Four siblings surviving on biscuits
IPOH: Four-year-old “Annie” (not her real name) has never eaten a grain of rice in her life as her unemployed father could not provide for her and her three siblings.
Staying in an abandoned workshop with their father, the malnourished children had only eaten biscuits to stave off hunger.
State executive council member Datuk Dr Mah Hang Soon said the children’s 32-year-old father became jobless after the workshop closed down three months ago.
Concern: Mah (right) and Tan chatting with the children at their home, an abandoned workshop, in Ipoh Thursday.
“Before working in the workshop as a steel cutter, the man used to work in Kuala Lumpur,” he said when visiting the family at the workshop yesterday.
“He had borrowed money from loan sharks in 2005 to start a business but it failed.”
Dr Mah said the man was still hiding from Ah Long.
“He and his family returned to Ipoh in 2007,” he said, adding that the children’s mother ran away shortly after they moved back.

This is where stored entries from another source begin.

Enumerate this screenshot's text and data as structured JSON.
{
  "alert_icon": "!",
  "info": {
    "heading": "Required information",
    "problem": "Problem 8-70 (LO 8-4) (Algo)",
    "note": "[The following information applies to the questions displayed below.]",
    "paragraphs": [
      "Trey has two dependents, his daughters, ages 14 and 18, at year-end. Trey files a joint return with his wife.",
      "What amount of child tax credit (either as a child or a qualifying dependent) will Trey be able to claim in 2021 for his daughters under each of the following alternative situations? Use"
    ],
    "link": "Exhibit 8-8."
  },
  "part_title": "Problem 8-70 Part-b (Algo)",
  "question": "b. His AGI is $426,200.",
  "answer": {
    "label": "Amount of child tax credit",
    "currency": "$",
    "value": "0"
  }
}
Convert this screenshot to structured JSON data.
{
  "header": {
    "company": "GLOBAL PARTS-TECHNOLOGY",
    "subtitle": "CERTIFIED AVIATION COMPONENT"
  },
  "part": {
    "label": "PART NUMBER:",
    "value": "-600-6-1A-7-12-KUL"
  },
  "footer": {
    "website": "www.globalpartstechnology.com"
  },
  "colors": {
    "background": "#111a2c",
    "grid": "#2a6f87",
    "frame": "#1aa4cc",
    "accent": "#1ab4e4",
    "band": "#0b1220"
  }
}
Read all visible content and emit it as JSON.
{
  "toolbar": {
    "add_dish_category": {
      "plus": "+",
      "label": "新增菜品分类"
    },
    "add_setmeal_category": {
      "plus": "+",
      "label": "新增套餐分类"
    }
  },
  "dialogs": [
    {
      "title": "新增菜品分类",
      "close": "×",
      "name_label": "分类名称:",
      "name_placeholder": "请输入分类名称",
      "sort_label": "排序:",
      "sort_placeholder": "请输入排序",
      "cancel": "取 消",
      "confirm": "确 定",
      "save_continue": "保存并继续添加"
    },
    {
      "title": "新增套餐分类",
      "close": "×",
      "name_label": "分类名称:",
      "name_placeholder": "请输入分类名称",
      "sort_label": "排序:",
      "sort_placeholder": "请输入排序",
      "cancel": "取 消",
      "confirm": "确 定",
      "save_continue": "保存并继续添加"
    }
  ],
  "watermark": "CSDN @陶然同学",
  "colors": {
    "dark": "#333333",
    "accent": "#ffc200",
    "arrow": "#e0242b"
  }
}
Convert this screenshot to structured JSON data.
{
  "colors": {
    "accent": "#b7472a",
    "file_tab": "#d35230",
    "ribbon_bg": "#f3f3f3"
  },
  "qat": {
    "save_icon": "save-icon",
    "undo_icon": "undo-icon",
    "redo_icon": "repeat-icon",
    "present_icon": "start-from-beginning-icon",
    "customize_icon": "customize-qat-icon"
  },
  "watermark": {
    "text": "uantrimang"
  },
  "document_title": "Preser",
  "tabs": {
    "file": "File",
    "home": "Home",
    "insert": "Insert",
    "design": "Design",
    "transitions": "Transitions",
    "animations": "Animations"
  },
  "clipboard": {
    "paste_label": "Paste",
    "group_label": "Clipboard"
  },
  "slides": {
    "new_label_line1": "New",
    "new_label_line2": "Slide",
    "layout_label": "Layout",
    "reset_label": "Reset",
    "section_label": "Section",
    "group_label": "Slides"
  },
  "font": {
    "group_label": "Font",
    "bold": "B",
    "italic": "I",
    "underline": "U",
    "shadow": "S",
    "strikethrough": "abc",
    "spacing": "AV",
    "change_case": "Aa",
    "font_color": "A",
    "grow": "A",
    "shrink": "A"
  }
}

Dr Mah, who is Perak MCA Youth chief, said the father was unable to find work as he had to look after his family.
He noted that Annie and her three siblings, aged eight, nine and 10, were not enrolled into any primary school as they did not have birth certificates.
“The father only taught them basic Mandarin and Bahasa Malaysia at home,” he said.
Dr Mah said he would discuss with the Perak MCA Public Service and Complaints Bureau to set up a fund to help the family.
Bercham Rukun Tetangga chairman Tan Swee Kong, who got to know about their plight recently, has located a new home for them.
Perak Welfare Department director Chong Phaik Kee said the department would help the children get their birth certificates.
”We will help them get medical attention and enrol them in schools,” said Chong.
”We will also try to help the father secure a job so that he can take care of his family,” she added.